The map’s interactive interface allows users to quickly obtain up-to-date COVID-19 death and hospitalization information generated by the Los Angeles Times by county. Community advocates, policy makers, and researchers also can develop compelling data stories about California neighborhoods using US census tracts.
By bringing this data together, the Health Atlas provides a unique viewpoint around the interplay of social and health detriments, such as pre-school enrollment, health behaviors and outcomes, rent burden, computer access, SNAP benefits, food insecurity, incarceration rates, traffic density, etc. Users can customize single or multiple census tract searches and compare the characteristic statistics for each neighborhood.
The resulting snapshot can help health practitioners and community advocates understand how COVID-19 is impacting different neighborhoods as well as reimagine intervention strategies to improve health outcomes for vulnerable populations.

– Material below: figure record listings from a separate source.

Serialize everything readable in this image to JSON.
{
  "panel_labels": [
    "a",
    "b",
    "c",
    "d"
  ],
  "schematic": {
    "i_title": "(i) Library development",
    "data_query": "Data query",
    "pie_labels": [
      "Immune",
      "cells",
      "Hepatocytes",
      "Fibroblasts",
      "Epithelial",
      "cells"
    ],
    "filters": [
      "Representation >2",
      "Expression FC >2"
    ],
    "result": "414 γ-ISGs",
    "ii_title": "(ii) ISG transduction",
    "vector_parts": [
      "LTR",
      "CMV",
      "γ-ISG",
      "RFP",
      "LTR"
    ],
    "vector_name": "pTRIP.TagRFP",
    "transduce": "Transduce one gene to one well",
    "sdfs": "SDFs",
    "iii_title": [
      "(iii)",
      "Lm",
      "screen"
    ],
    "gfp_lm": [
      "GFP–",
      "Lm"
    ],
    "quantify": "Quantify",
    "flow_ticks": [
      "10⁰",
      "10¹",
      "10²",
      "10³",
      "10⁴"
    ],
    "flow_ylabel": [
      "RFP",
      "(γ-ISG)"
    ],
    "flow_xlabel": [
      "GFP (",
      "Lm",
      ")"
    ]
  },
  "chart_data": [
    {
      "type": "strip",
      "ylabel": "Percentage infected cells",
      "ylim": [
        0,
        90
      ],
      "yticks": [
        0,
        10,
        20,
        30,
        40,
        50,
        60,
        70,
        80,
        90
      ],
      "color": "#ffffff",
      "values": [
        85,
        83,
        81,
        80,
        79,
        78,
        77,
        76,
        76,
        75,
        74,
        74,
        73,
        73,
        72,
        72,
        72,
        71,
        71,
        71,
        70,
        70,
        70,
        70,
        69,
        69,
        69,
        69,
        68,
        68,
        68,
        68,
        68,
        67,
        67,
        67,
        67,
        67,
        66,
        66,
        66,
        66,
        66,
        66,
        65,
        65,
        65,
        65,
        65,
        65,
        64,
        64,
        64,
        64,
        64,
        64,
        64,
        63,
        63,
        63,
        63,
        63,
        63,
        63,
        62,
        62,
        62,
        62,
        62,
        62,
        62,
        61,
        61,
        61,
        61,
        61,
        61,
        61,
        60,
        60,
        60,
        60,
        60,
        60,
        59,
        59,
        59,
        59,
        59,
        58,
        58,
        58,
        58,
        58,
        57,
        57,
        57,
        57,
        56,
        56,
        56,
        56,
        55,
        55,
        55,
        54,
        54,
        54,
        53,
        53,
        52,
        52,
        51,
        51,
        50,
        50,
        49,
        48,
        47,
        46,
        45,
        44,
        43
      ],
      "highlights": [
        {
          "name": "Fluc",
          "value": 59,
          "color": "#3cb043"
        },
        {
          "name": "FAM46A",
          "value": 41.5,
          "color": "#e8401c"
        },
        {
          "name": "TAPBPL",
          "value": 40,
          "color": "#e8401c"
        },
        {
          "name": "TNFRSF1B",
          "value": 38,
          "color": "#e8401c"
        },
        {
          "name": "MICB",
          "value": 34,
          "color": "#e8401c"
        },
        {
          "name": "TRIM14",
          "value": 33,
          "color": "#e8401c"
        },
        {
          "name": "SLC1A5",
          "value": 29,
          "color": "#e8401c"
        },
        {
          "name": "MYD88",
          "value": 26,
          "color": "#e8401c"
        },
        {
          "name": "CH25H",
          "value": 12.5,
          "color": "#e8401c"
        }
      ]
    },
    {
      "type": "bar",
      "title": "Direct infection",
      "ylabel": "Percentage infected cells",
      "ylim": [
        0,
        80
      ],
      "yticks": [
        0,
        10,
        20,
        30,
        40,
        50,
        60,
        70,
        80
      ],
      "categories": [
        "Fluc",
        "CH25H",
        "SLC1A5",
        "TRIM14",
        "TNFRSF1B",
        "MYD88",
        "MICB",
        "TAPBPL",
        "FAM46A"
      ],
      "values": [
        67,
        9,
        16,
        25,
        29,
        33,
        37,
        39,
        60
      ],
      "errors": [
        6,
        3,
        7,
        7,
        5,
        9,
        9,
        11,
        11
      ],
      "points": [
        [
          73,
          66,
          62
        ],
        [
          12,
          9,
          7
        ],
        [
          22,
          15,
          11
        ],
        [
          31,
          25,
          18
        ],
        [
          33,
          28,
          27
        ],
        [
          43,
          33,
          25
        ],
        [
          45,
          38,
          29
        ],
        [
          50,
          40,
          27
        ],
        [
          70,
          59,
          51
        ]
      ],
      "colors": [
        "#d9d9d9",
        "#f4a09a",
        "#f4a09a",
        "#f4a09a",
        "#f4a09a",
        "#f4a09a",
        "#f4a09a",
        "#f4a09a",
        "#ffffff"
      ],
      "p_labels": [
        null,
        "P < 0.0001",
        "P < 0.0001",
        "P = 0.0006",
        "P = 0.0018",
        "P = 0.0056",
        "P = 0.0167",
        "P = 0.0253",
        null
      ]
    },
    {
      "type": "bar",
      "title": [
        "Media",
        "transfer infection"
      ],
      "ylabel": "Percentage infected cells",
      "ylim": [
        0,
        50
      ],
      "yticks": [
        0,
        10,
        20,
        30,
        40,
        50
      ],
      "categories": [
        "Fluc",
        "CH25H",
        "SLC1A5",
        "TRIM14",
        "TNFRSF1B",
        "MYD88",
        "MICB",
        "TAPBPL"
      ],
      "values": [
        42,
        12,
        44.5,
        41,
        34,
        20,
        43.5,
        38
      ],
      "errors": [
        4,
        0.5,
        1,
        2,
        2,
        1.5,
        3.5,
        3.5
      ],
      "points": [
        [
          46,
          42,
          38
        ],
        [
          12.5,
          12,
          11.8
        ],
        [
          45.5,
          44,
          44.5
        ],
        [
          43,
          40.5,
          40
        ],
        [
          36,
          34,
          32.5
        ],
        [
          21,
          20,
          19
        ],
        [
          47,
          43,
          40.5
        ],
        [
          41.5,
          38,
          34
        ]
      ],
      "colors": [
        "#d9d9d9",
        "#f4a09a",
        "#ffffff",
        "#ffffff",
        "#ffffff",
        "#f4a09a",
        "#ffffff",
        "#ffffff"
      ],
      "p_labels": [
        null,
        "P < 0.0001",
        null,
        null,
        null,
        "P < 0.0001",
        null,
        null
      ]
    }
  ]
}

Bibbins-Domingo said that having access to so much data also can be a challenge. It is important for the health atlas to provide meaningful information. “How do we create a useful, yet functional interface that is true to the data and that researchers, policy analysts, and community advocates can explore? How do we tell the story?”
As the virus continues to trend, one notable aspect is how it falls along racial lines. According to the July 15 California Department of Public Health Report, the Latinx/Hispanic population is 39%, and 31% of COVID-19 deaths. For African Americans the mortality rate is nearly 9%, despite the fact African Americans are 6% of California’s population. Comparatively, for whites (36% of California’s population), COVID-19 deaths are 31%. Nationally, African Americans are three times as likely to die from COVID-19 as whites.
Many doctors and health analysts caution these outcomes are more about socio-economic factors, access to testing and treatment, implicit bias, and even the restrictions essential workers face in their ability to take time off to see a doctor – compounded by the added worry of whether or not the doctor’s office is even safe.
For Dr. Bibbins-Domingo these glaring disparities mean healthcare providers must close the gaps to ensure accessible and equitable healthcare. Muhammed Ali once said, “Wars of nations are fought to change maps, but wars of poverty are fought to map change.” She said, “In many ways we really are in a fight to map change. A fight to radically change our healthcare delivery, which includes where we place pharmacies and make investments in public transit systems. We believe the Health Atlas can help us see these communities through a more holistic lens, and hopefully we can use this moment to leverage the pandemic’s destruction to create real change.”
Shown above is a map from the UCSF Health Atlas depicting 40.1% food insecurity in a West Oakland, CA neighborhood. California’s average food insecurity is 12.7%. To learn more about the disparities in the impacts of COVID-19, watch a video presentation by Dr. Bibbins-Domingo.
Ghanya C. Thomas is IT diversity outreach coordinator and executive assistant, Information Technology Services, UC Office of the President.